Mohammad Rasoulofs Film »Doch das Böse gibt es nicht« prangert die Henkerjustiz im Iran an

Hoffnung als Kritik

Im iranischen Episodenfilm »Doch das Böse gibt es nicht« wird die Todesstrafe, die das Mullahregime exzessiv verhängt, äußerst offen kritisiert. Regisseur Mohammad Rasoulof bezahlt das mit Gefängnisstrafe und Berufsverbot.

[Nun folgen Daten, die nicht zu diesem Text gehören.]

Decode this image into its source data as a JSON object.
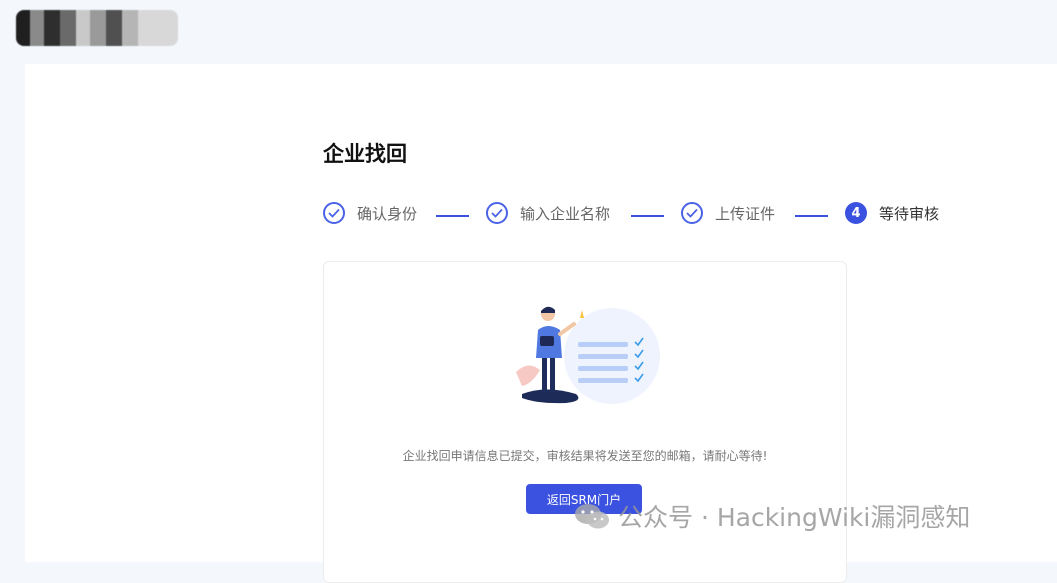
{
  "header": {
    "logo_blur_colors": [
      "#1f1f1f",
      "#8a8a8a",
      "#2e2e2e",
      "#6a6a6a",
      "#c9c9c9",
      "#9a9a9a",
      "#505050",
      "#b5b5b5",
      "#d8d8d8"
    ]
  },
  "page": {
    "title": "企业找回"
  },
  "steps": [
    {
      "label": "确认身份",
      "status": "done"
    },
    {
      "label": "输入企业名称",
      "status": "done"
    },
    {
      "label": "上传证件",
      "status": "done"
    },
    {
      "label": "等待审核",
      "status": "active",
      "number": "4"
    }
  ],
  "result": {
    "message": "企业找回申请信息已提交，审核结果将发送至您的邮箱，请耐心等待!",
    "button_label": "返回SRM门户"
  },
  "watermark": {
    "text": "公众号 · HackingWiki漏洞感知",
    "icon": "wechat-icon"
  },
  "colors": {
    "accent": "#3b52e0",
    "page_bg": "#f4f7fc"
  }
}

Auch die Covid-19-Pandemie konnte Richter und Henker nicht aufhalten: 246 Menschen wurden im Iran nach Angaben von Amnesty International im vergangenen Jahr hingerichtet, weltweit sind es nur in China mehr gewesen. Während einige Staaten die Vollstreckungen aussetzten, wie jüngst die USA auf Bundesebene, benötigt das Mullahregime angesichts wachsender Unzufriedenheit und offenen Protests im Land die Drohung mit der Todesstrafe mehr denn je. Noch funktioniert der Machterhalt durch Einschüchterung – doch ist inzwischen das Schweigen über die ­Todesstrafe gebrochen. Ende 2020 erreichten Petitionen sogar die Aussetzung dreier geplanter Hinrichtungen.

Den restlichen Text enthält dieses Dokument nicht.